Thursday, January 17, 2013

When You Don't Like the Evidence, Make Up Bogus Scientific Explanations to Dismiss It: Anti-Smoking Mantra, Part 3

The fact is that literally tens of thousands of smokers have found electronic cigarettes to be a viable alternative to smoking and have used these products to either quit smoking or cut down on the amount that they smoke. The experiences of these smokers, documented by the skyrocketing sales of electronic cigarettes and the projections by financial analysts that these products could make a serious dent in the cigarette market provide an important element of scientific evidence that electronic cigarettes are an effective tool for smoking reduction or cessation.

This creates a problem for anti-smoking researchers and advocates who have already reached a pre-determined conclusion that electronic cigarettes are harmful to public health - a conclusion guided by their ideology which dictates that even the hand motions associated with smoking are scornful and must be frowned upon.
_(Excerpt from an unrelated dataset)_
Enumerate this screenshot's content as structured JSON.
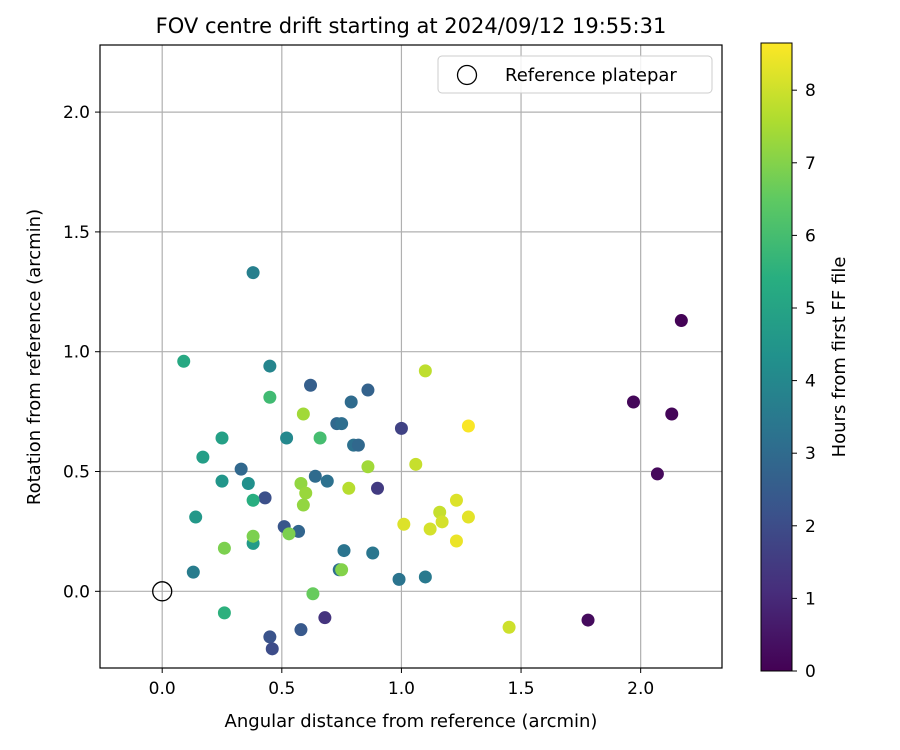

One approach to this quandary was demonstrated this week by Stan Glantz, who argued that all of these personal stories about smokers quitting using electronic cigarettes are invalid pieces of evidence because these smokers are quitting because of the "placebo effect" rather than because of the electronic cigarettes.

The Rest of the Story

That the evidence provided by tens of thousands of smokers quitting or cutting down on the amount they smoke due to electronic cigarettes is invalid because it merely demonstrates a "placebo effect" is a completely bogus scientific explanation for this evidence, and is a contrived effort to dismiss the evidence.

To explain away this evidence as merely demonstrating a placebo effect is a meaningless exercise in bogus science, as well as a distortion of the meaning of the placebo effect.

There are essentially two aspects to a "placebo effect" that Stan is invoking to explain the widespread effectiveness of electronic cigarettes in helping smokers quit or cut down.

First, Stan could be arguing that the effect of these devices is not due to the nicotine delivery, but to a placebo effect, because vapers believe they are inhaling nicotine. In other words, the argument would be that these smokers would have quit smoking anyway, even if the electronic cigarettes didn't deliver any nicotine.

If that explanation is correct, then electronic cigarettes are an even more promising strategy for smoking cessation than is currently believed. It would mean that zero-nicotine electronic cigarettes would be effective for smoking reduction or cessation. It would mean that electronic cigarette companies could avoid FDA regulation entirely by simply producing cartridges without nicotine.

Second, Stan could be arguing that it is not necessarily the electronic cigarette that is inducing smoking cessation, but that any product which is held and used like a cigarette would be effective in achieving this result.

If that explanation is correct, then electronic cigarette manufacturers have discovered the single most effective approach to smoking cessation in existence. In essence, what Stan is calling a "placebo effect" would be the mechanism by which smokers are quitting using electronic cigarettes. Far from negating the effect of these products on smoking cessation, such an explanation demonstrates precisely why they are so effective: because the vaping process mimics smoking behavior so well.

This is in fact a major reason why electronic cigarettes are so effective. But to call it a "placebo effect" is a distortion of the concept and is rather meaningless.

The bottom line is that Stan has stopped making valid scientific arguments, and is now simply blowing smoke because he apparently cannot find any valid reasons to dismiss the overwhelming evidence that these products have helped tens of thousands of smokers to either quit smoking or cut down on the amount that they smoke.

I believe that Stan is blinded by ideology: the idea that something which looks like a cigarette and is used in the same way could be a life-saver is simply not within the scope of possibility of many anti-smoking researchers and advocates. For Stan and many other anti-smoking researchers, this ideology is so powerful that it is precluding an objective consideration of the scientific evidence.

I highly recommend that readers spend some time digesting Dr. Carl Phillips' commentary on this issue. Carl explains much better than I ever could why Stan's argument about the "placebo effect" is bogus.